Opinando: Kite (2014)

Kite é originalmente um OVA (Original Video Animation) de 1998, época em que este tipo de lançamento não se importava em ter violência extrema e sexo explícito como parte da trama. Somando isto a cenas de ações épicas como tiroteios em queda livre, adaptar Kite para live-action já seria uma tarefa difícil com um orçamento largo, agora imagine ter que fazer a produção com o troco do pão. É por essa e por outras que a adaptação falhou fortemente.

Em primeiro lugar, vamos ressaltar que da obra original só sobrou a bala explosiva (que é esquecida durante o filme todo), o nome da protagonista e a cena inicial do elevador. Eu não esperava as cenas de sexo explícito, nem a do caminhão abrindo um buraco no meio da cidade, mas a trama e as cenas de ação foram totalmente modificadas (ou ignoradas) para caberem nas limitações da produção. Resultado, os fãs do anime não gostarão da obra. Fato.
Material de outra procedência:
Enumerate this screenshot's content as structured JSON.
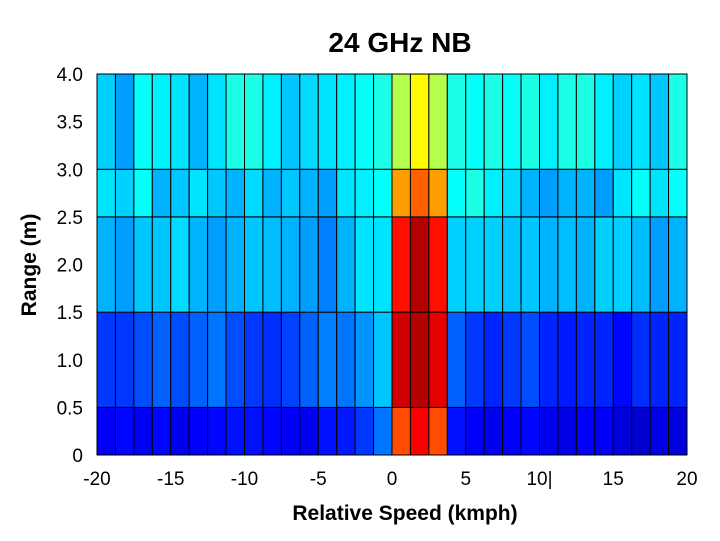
{
  "chart_data": {
    "type": "heatmap",
    "title": "24 GHz NB",
    "xlabel": "Relative Speed (kmph)",
    "ylabel": "Range (m)",
    "xlim": [
      -20,
      20
    ],
    "ylim": [
      0,
      4.0
    ],
    "x_ticks": [
      -20,
      -15,
      -10,
      -5,
      0,
      5,
      10,
      15,
      20
    ],
    "x_tick_labels": [
      "-20",
      "-15",
      "-10",
      "-5",
      "0",
      "5",
      "10|",
      "15",
      "20"
    ],
    "y_ticks": [
      0,
      0.5,
      1.0,
      1.5,
      2.0,
      2.5,
      3.0,
      3.5,
      4.0
    ],
    "y_tick_labels": [
      "0",
      "0.5",
      "1.0",
      "1.5",
      "2.0",
      "2.5",
      "3.0",
      "3.5",
      "4.0"
    ],
    "x_edges": [
      -20,
      -18.75,
      -17.5,
      -16.25,
      -15,
      -13.75,
      -12.5,
      -11.25,
      -10,
      -8.75,
      -7.5,
      -6.25,
      -5,
      -3.75,
      -2.5,
      -1.25,
      0,
      1.25,
      2.5,
      3.75,
      5,
      6.25,
      7.5,
      8.75,
      10,
      11.25,
      12.5,
      13.75,
      15,
      16.25,
      17.5,
      18.75,
      20
    ],
    "y_edges": [
      0,
      0.5,
      1.0,
      1.5,
      2.0,
      2.5,
      3.0,
      3.5,
      4.0
    ],
    "y_bands": [
      [
        0,
        0.5
      ],
      [
        0.5,
        1.5
      ],
      [
        1.5,
        2.5
      ],
      [
        2.5,
        3.0
      ],
      [
        3.0,
        4.0
      ]
    ],
    "z_range": [
      0,
      1
    ],
    "values": [
      [
        0.12,
        0.13,
        0.12,
        0.13,
        0.11,
        0.12,
        0.13,
        0.14,
        0.14,
        0.13,
        0.12,
        0.11,
        0.14,
        0.15,
        0.18,
        0.24,
        0.8,
        0.88,
        0.8,
        0.14,
        0.12,
        0.11,
        0.12,
        0.13,
        0.11,
        0.1,
        0.12,
        0.12,
        0.09,
        0.08,
        0.1,
        0.09
      ],
      [
        0.18,
        0.18,
        0.2,
        0.22,
        0.2,
        0.22,
        0.24,
        0.2,
        0.18,
        0.17,
        0.19,
        0.22,
        0.25,
        0.24,
        0.27,
        0.32,
        0.92,
        0.95,
        0.9,
        0.22,
        0.18,
        0.16,
        0.18,
        0.2,
        0.16,
        0.15,
        0.16,
        0.16,
        0.13,
        0.17,
        0.16,
        0.16
      ],
      [
        0.3,
        0.28,
        0.32,
        0.32,
        0.34,
        0.3,
        0.28,
        0.3,
        0.32,
        0.31,
        0.3,
        0.28,
        0.25,
        0.3,
        0.35,
        0.35,
        0.86,
        0.95,
        0.86,
        0.33,
        0.33,
        0.33,
        0.32,
        0.32,
        0.3,
        0.31,
        0.3,
        0.33,
        0.33,
        0.31,
        0.28,
        0.3
      ],
      [
        0.35,
        0.33,
        0.38,
        0.3,
        0.32,
        0.35,
        0.32,
        0.3,
        0.34,
        0.3,
        0.32,
        0.3,
        0.28,
        0.35,
        0.36,
        0.38,
        0.72,
        0.78,
        0.72,
        0.38,
        0.4,
        0.36,
        0.34,
        0.3,
        0.28,
        0.3,
        0.3,
        0.28,
        0.35,
        0.38,
        0.35,
        0.38
      ],
      [
        0.33,
        0.28,
        0.38,
        0.36,
        0.35,
        0.3,
        0.35,
        0.4,
        0.4,
        0.36,
        0.32,
        0.34,
        0.35,
        0.36,
        0.38,
        0.4,
        0.55,
        0.63,
        0.55,
        0.4,
        0.38,
        0.4,
        0.38,
        0.4,
        0.36,
        0.4,
        0.4,
        0.36,
        0.33,
        0.35,
        0.32,
        0.4
      ]
    ]
  }
}
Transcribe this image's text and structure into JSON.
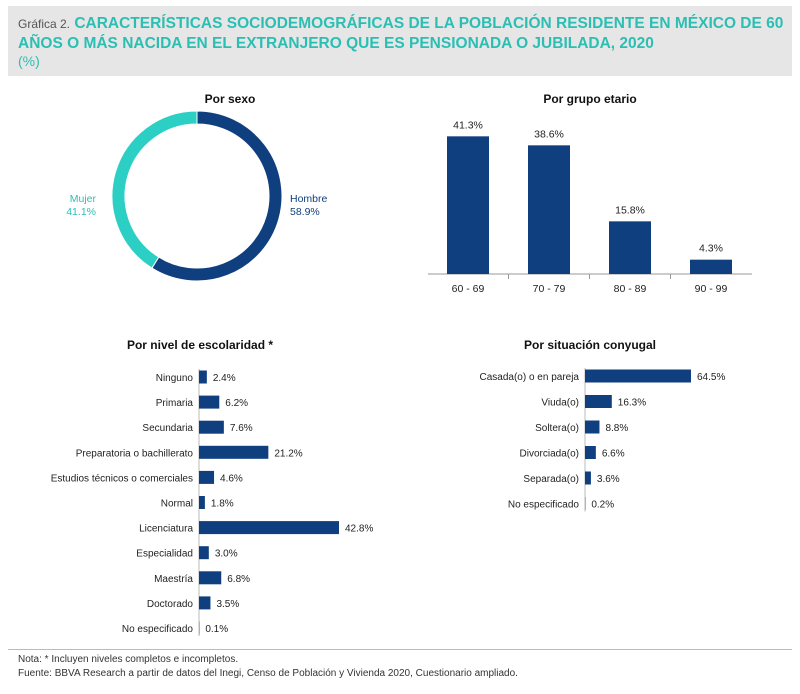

Agora esquecendo a parte de adaptação, o filme ainda assim falha. A fotografia faz parecer um fan-film para o YouTube, a história não convence ninguém e as atuações são tão rasas quanto podem ser. Aliás, Samuel L. Jackson provavelmente estava devendo um favor para alguém, ou não leu o roteiro. É incrível como ele parece deslocado no meio de tantos atores medianos.

Normalmente é neste momento que eu realço os pontos positivos, mesmo das produções mais fraquinhas, mas desta vez não vai ter como. Infelizmente nada em Kite me agradou. Eu juro que tentei gostar, mas um filme que me faz olhar a cada 10 minutos se falta muito pro fim, não tem muita salvação. Ao menos para mim.